Hahn always remains both faithful to Catholic teaching and intellectually honest. She faces the criticisms — and brings them down. She runs the whole gauntlet of objections: life and health considerations, fears of having a disabled kid, claims of being too young/-old/recently married/emotionally limited/afraid/poor. She answers them in ways that buoy both confidence and faith. Her appendix, “Ministry to Moms,” rife with practical suggestions about how to help mothers, is the spiritual and corporal works of mercy applied to everyday life.

“According to some claims, raising a child is very expensive,” she writes. “The caption for one health insurance company ad picturing a newborn read like this: ‘Three years of dancing lessons. Eight years of piano. It all adds up. Today, it costs $224,800 to raise your child to college age. And that's assuming she's going to like her nose.’ $224,800? Who calculated that amount? ‘Like her nose?’ Are they implying that caring for children's needs may include plastic surgery? … How sad to select between designer clothes for two children or sharing clothes and being able to afford a third child. What poverty to value things over people!”

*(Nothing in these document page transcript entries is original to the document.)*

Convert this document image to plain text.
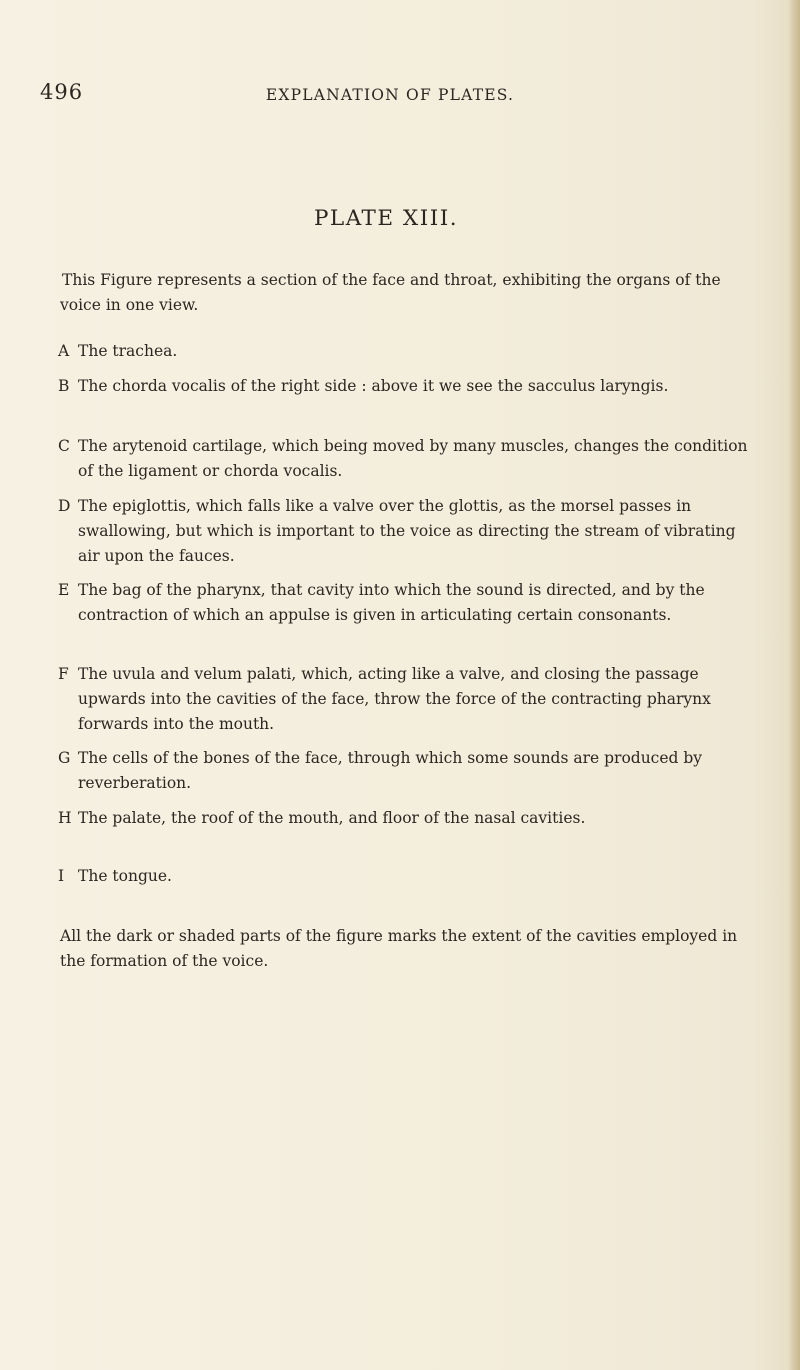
496	EXPLANATION OF PLATES.
PLATE XIII.
This Figure represents a section of the face and throat, exhibiting the organs of the voice in one view.
A The trachea.
B The chorda vocalis of the right side : above it we see the sacculus laryngis.
C The arytenoid cartilage, which being moved by many muscles, changes the condition of the ligament or chorda vocalis.
D The epiglottis, which falls like a valve over the glottis, as the morsel passes in swallowing, but which is important to the voice as directing the stream of vibrating air upon the fauces.
E The bag of the pharynx, that cavity into which the sound is directed, and by the contraction of which an appulse is given in articulating certain consonants.
F The uvula and velum palati, which, acting like a valve, and closing the passage upwards into the cavities of the face, throw the force of the contracting pharynx forwards into the mouth.
G The cells of the bones of the face, through which some sounds are produced by reverberation.
H The palate, the roof of the mouth, and floor of the nasal cavities.
I The tongue.
All the dark or shaded parts of the figure marks the extent of the cavities employed in the formation of the voice.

Throughout, Hahn shows an impressive flair with words, cutting to the quick and illuminating timeless truths with contemporary lights. “On one of her early trips to the United States,” she writes, “Mother Teresa of Calcutta picked up a little child and was overheard saying, ‘Why are they so afraid of you?’ Or to put it in the words of the comic strip Cathy, ‘My generation has to decide whether to have a child or to be one.’”

Hahn discusses contraception, the value of every child, the relation of the communion of persons in marriage and the Eucharist, natural family planning (NFP), miscarriage and stillbirth, infertility, and sterilization (including the possibility of reversal). Her chapter on resources for each of these subjects is rich.

There's only one bone I would pick with this work. Hahn thinks that if a couple uses NFP with a “contraceptive mentality,” such behavior is wrong but remains a venial sin. I believe that, sometimes, a contraceptive mentality can so infect even NFP that a person acting with such intentions can sin gravely.

This won't stop me from recommending this book enthusiastically. Catholic couples: Get this book and learn to value your vocation as “life-giving lovers and life-loving givers.” Priests: You need this book as a resource for counseling, preaching and teaching. Mothers and fathers of engaged progeny: This could be the most important gift you'll give your future grandchildren.

John M. Grondelski, a moral theologian, writes from Warsaw, Poland.